Qu’on juge si mon amour s’augmenta à la lecture de son administration des finances de France, où il se constitue la partie adverse du roi, et a l’insolence de demander des juges entre le monarque et lui !! J’avais lu son caractère dans ses livres, et le connaissais comme si j’eusse vécu avec lui. Quand je vis un étranger, un bourgeois de Genève, un calviniste à la tête des finances d’un royaume, et d’un royaume catholique, où il était consulté sur des matières étrangères même à ses talents présumés, je fus dans le secret de sa pernicieuse influence sur nos destinées. Quelques vertus gênées dans des phrases emphatiques ne me rassurèrent pas ; sa candeur, s’il en avait eu, n’eût pas suppléé l’absence de ces grands éléments dont se compose le talent d’un homme d’Etat, et qu’on ne trouve pas sur les bancs poudreux d’un comptoir.

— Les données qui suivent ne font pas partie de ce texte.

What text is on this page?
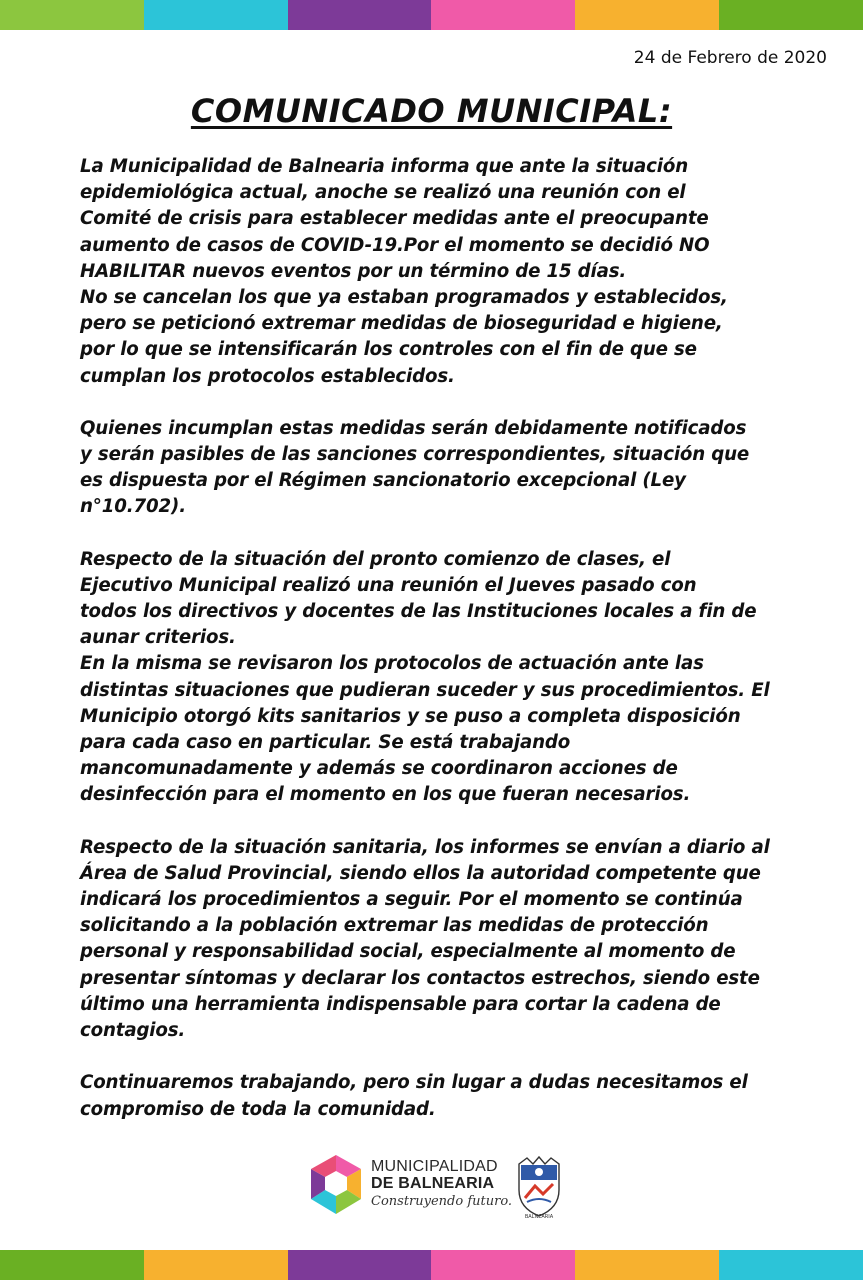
24 de Febrero de 2020
COMUNICADO MUNICIPAL:

La Municipalidad de Balnearia informa que ante la situación
epidemiológica actual, anoche se realizó una reunión con el
Comité de crisis para establecer medidas ante el preocupante
aumento de casos de COVID-19.Por el momento se decidió NO
HABILITAR nuevos eventos por un término de 15 días.
No se cancelan los que ya estaban programados y establecidos,
pero se peticionó extremar medidas de bioseguridad e higiene,
por lo que se intensificarán los controles con el fin de que se
cumplan los protocolos establecidos.

Quienes incumplan estas medidas serán debidamente notificados
y serán pasibles de las sanciones correspondientes, situación que
es dispuesta por el Régimen sancionatorio excepcional (Ley
n°10.702).

Respecto de la situación del pronto comienzo de clases, el
Ejecutivo Municipal realizó una reunión el Jueves pasado con
todos los directivos y docentes de las Instituciones locales a fin de
aunar criterios.
En la misma se revisaron los protocolos de actuación ante las
distintas situaciones que pudieran suceder y sus procedimientos. El
Municipio otorgó kits sanitarios y se puso a completa disposición
para cada caso en particular. Se está trabajando
mancomunadamente y además se coordinaron acciones de
desinfección para el momento en los que fueran necesarios.

Respecto de la situación sanitaria, los informes se envían a diario al
Área de Salud Provincial, siendo ellos la autoridad competente que
indicará los procedimientos a seguir. Por el momento se continúa
solicitando a la población extremar las medidas de protección
personal y responsabilidad social, especialmente al momento de
presentar síntomas y declarar los contactos estrechos, siendo este
último una herramienta indispensable para cortar la cadena de
contagios.

Continuaremos trabajando, pero sin lugar a dudas necesitamos el
compromiso de toda la comunidad.

MUNICIPALIDAD
DE BALNEARIA
Construyendo futuro.
BALNEARIA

Mais quand on l’eut vu convoquer ces funestes Etats Généraux que j’avais passé ma jeunesse à ouïr blâmer par un des premiers hommes d’Etat que la France ait eus , quand on eut entendu ce discours emphatique et présomptueux, où il exposait tout un plan subversif, tout un système de gouvernement dont il espérait concentrer la puissance dans sa main, alors il fallut s’attendrir et trembler, sous peine d’être un factieux ou un sot. »

Mémoire du comte Alexandre de Tilly pour servir à l’histoire des mœurs de la fin du XVIIIe siècle. Paris, Mercure de France, 1986, pp. 506-507.